I’ve just asked Nathan if we want to talk about the past a little bit, and he agreed, but only briefly. 

Nathan’s previous works have been equally vibrant, intense, and contemplative. Quietly brimming-over with narratives and symbolism, emerging from his particular brand of reductive painting and collaging of mixed-media. His works are deeply intuitive and inherently reflect the artist’s thoughts and feelings toward personal and contemporary events. In the case of Black Carnival Audience (2015 – ongoing) and Negro (2015) series, Nathan’s work spoke directly to the historical and contemporary struggles of Black folks — and, most recently his exhibition Cut from the same cloth(2022) was presented months after George Floyd’s murder, and the rising prevalence of the Black Lives Matter movement and consequential anti-racist reckoning. Nathan’s most recent exhibition, Long Lost Friends (2022), was presented on the heels of the COVID-19 vaccine rollout, and celebrated the reunion of loved ones, and commemorated those who we have lost. Blessings, Onward similarly reflects a moment in time; but for Nathan, this particular moment is quiet, productive, happy, and celebratory. One common thread in his work is the drive to unpack the human experience, albeit subconsciously, through his visceral, expressive handling of paint and media. 

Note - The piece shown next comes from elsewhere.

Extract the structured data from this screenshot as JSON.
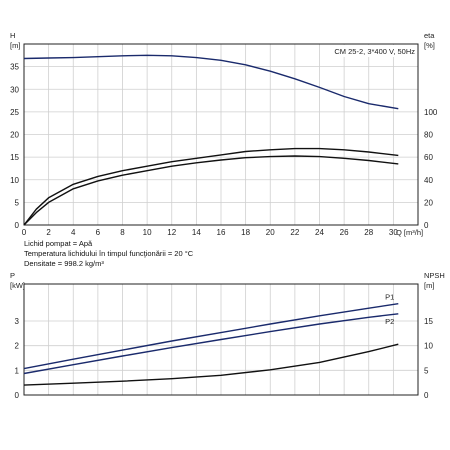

This new body of work is more jovial and nebulous than previous projects: less sharp in its political messaging but more intuitive, untroubled, and almost-euphoric in its paint handling. This is an exhibition born out of friendship, and appreciation and created majorly “by the artist, for the artist” - one who is simply happy to be in the studio cooking up something new, with cat closely adjacent and music bellowing. 

- Jenna Faye Powell 


Nathan Eugene Carson’s heavily layered paint and collage works explore hybrid creatures, animals and human figures - both fictional and historical. His subjects emerge from richly-pigmented surfaces, and shed light on narratives that weave together themes of Black identity and history, personal memories, and charged symbolism. Carson holds a Bachelor of Fine Arts from the Ontario College of Art and Design. His drawings and paintings have been featured in several solo and group exhibitions across Canada. Carson’s recent travelling solo-exhibition, Cut From The Same Cloth (2020-2021), was presented at the Power Plant Contemporary Art Gallery and the Meridian Arts Centre, Toronto. He is currently the RBC Artist-In-Residence at the Art Gallery of Hamilton where he is completing a yearlong exhibition titled Black Carnival (2023). 

Jenna Faye Powell is a Canadian artist, writer, and arts administrator based in Toronto, Ontario. With deep interest in intersections between art, environmentalism, and ideas that enact social change, she self-identifies as an optimist. She has attained a MFA degree from the Nova Scotia College of Art and Design University (2012), as well as a BFA degree from the University of Western Ontario (2009). Powell has exhibited nationally and internationally in various solo and group shows and currently works as the Operations Manager for Partners in Art, and Project Manager of Annandale Artist Residency.